Friends, family and strangers came together Monday to bury Gray, who lay in a casket next to a Los Angeles Dodgers baseball cap and a sign reading "Peace y'all."
Crowds swayed to hymns at the service, chanting "justice shall prevail, peace will prevail" in the church, where a photo of Gray was displayed among floral wreaths.
"I'm here to pay my respects," said Kenny Nicholson, a friend of Gray's who attended with his wife.
Supporters, many dressed in all white, filled the building's 2,200 seats and hundreds of others stood, with the words "Black lives matter and all lives matter" projected on the wall.
Another family friend said she had come to give Gray a proper farewell.
"At first, I didn't want to come. I didn't feel comfortable. I saw this little boy growing up," the elderly woman told AFP, without providing her name.
Civil rights activist Jesse Jackson spoke ahead of the funeral, denouncing the "epidemic of murders in the country."
"We have become too violent, too full of hate," he told reporters.
"We need training, employment, housing, access to health, a reconstruction project. Poverty is a weapon of mass destruction."
Gray's family lawyer echoed calls for reform, and called for police across the country to wear body cameras to capture confrontations with suspects.
"We are here because of Freddie Gray, but we are here because there are a lot of Freddie Grays," attorney William Murphy said at the service.
"There is a corrosion of justice around here," he added, calling for the appointment of a special prosecutor to look into Gray's death.
- Protests turn violent -
White House cabinet secretary and head of the My Brother's Keeper Task Force, Broderick Johnson, was at the service, according to a senior administration official.
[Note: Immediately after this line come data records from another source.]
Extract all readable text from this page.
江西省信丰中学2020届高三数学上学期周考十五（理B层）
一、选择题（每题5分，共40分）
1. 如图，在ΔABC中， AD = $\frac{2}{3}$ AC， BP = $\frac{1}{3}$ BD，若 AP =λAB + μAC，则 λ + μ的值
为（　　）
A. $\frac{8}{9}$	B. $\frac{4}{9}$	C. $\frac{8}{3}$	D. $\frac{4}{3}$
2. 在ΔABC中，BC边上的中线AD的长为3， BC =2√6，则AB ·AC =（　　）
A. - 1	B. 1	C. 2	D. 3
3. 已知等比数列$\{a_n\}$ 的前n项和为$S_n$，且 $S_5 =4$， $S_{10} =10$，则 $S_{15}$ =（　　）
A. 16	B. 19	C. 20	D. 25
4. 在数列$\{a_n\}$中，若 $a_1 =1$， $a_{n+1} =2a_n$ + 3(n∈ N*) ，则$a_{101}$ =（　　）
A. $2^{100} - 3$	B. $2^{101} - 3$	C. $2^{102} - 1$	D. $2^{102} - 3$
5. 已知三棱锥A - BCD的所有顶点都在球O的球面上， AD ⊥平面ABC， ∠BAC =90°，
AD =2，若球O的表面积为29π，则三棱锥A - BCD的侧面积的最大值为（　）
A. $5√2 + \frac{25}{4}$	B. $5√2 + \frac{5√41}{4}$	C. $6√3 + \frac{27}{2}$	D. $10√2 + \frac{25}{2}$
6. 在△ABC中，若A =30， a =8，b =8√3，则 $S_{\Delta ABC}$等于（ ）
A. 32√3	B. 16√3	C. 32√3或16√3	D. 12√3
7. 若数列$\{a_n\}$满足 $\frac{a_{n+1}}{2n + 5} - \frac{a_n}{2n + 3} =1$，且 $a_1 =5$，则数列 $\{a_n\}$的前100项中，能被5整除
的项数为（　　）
Heather Foster, an advisor in the White House office of public engagement was also present, along with Baltimore district Congressman Elijah Cummings, who gave an emotional address to the crowded room.
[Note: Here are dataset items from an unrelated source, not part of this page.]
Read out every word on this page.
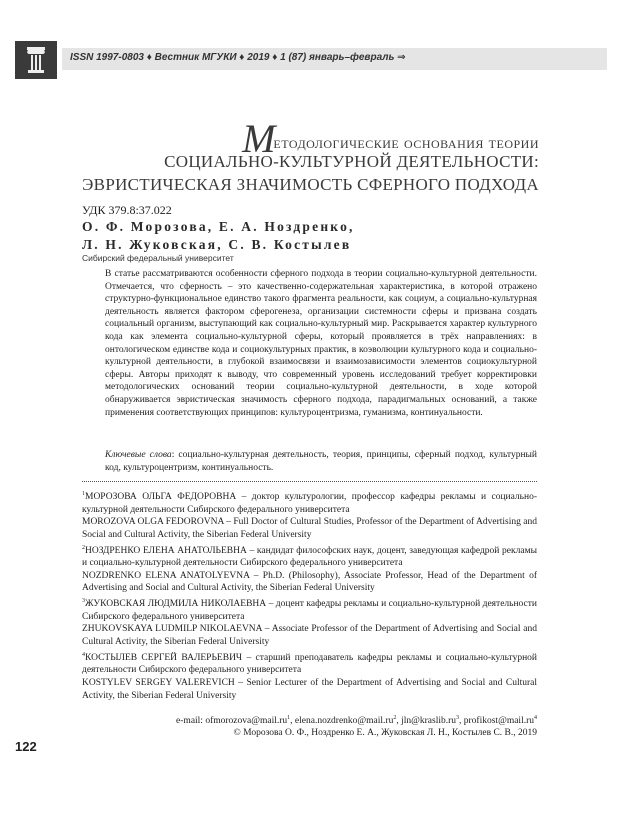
ISSN 1997-0803 ♦ Вестник МГУКИ ♦ 2019 ♦ 1 (87) январь–февраль ⇒
Методологические основания теории
СОЦИАЛЬНО-КУЛЬТУРНОЙ ДЕЯТЕЛЬНОСТИ:
ЭВРИСТИЧЕСКАЯ ЗНАЧИМОСТЬ СФЕРНОГО ПОДХОДА
УДК 379.8:37.022
О. Ф. Морозова, Е. А. Ноздренко,
Л. Н. Жуковская, С. В. Костылев
Сибирский федеральный университет
В статье рассматриваются особенности сферного подхода в теории социально-культурной деятельности. Отмечается, что сферность – это качественно-содержательная характеристика, в которой отражено структурно-функциональное единство такого фрагмента реальности, как социум, а социально-культурная деятельность является фактором сферогенеза, организации системности сферы и призвана создать социальный организм, выступающий как социально-культурный мир. Раскрывается характер культурного кода как элемента социально-культурной сферы, который проявляется в трёх направлениях: в онтологическом единстве кода и социокультурных практик, в коэволюции культурного кода и социально-культурной деятельности, в глубокой взаимосвязи и взаимозависимости элементов социокультурной сферы. Авторы приходят к выводу, что современный уровень исследований требует корректировки методологических оснований теории социально-культурной деятельности, в ходе которой обнаруживается эвристическая значимость сферного подхода, парадигмальных оснований, а также применения соответствующих принципов: культуроцентризма, гуманизма, континуальности.
Ключевые слова: социально-культурная деятельность, теория, принципы, сферный подход, культурный код, культуроцентризм, континуальность.
$^1$МОРОЗОВА ОЛЬГА ФЕДОРОВНА – доктор культурологии, профессор кафедры рекламы и социально-культурной деятельности Сибирского федерального университета
MOROZOVA OLGA FEDOROVNA – Full Doctor of Cultural Studies, Professor of the Department of Advertising and Social and Cultural Activity, the Siberian Federal University
$^2$НОЗДРЕНКО ЕЛЕНА АНАТОЛЬЕВНА – кандидат философских наук, доцент, заведующая кафедрой рекламы и социально-культурной деятельности Сибирского федерального университета
NOZDRENKO ELENA ANATOLYEVNA – Ph.D. (Philosophy), Associate Professor, Head of the Department of Advertising and Social and Cultural Activity, the Siberian Federal University
$^3$ЖУКОВСКАЯ ЛЮДМИЛА НИКОЛАЕВНА – доцент кафедры рекламы и социально-культурной деятельности Сибирского федерального университета
ZHUKOVSKAYA LUDMILP NIKOLAEVNA – Associate Professor of the Department of Advertising and Social and Cultural Activity, the Siberian Federal University
$^4$КОСТЫЛЕВ СЕРГЕЙ ВАЛЕРЬЕВИЧ – старший преподаватель кафедры рекламы и социально-культурной деятельности Сибирского федерального университета
KOSTYLEV SERGEY VALEREVICH – Senior Lecturer of the Department of Advertising and Social and Cultural Activity, the Siberian Federal University
e-mail: $ofmorozova@mail.ru^1$, $elena.nozdrenko@mail.ru^2$, $jln@kraslib.ru^3$, $profikost@mail.ru^4$
© Морозова О. Ф., Ноздренко Е. А., Жуковская Л. Н., Костылев С. В., 2019
122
Gray's death sparked days of protests last week, and turned violent Saturday night as crowds hurled traffic cones, soda bottles and trash cans at police officers, before randomly smashing store windows, looting merchandise and vandalizing police cars.
Baltimore Mayor Stephanie Rawlings-Blake, who attended Gray's funeral, had called for calm Sunday.
"I hope that as the eyes of the country are on Baltimore, that we see very clearly that this is a community that's willing to confront tough issues, that's willing to demand accountability, but also demands peace and progress at the same time," she said, according to the Baltimore Sun.
Tensions have risen in Baltimore since Gray's death, which lawyers said was caused when 80 percent of his spine was severed following his arrest.
Authorities have launched an investigation into the incident, and six officers have been suspended with pay.
Police confirmed Gray requested medical help and an inhaler after he was detained and said he should have received medical attention sooner.
They also revealed that Gray, contrary to police department policy, was not buckled into his seat in the van, which made at least three unexplained stops on its way to the police station.
Gray's arrest was caught on video by bystanders, and he can be heard howling in apparent pain as his limp body is dragged by police.
His death is the latest in a string of high-profile confrontations between African Americans and police, including the fatal shooting of unarmed teenager Michael Brown in August in Ferguson.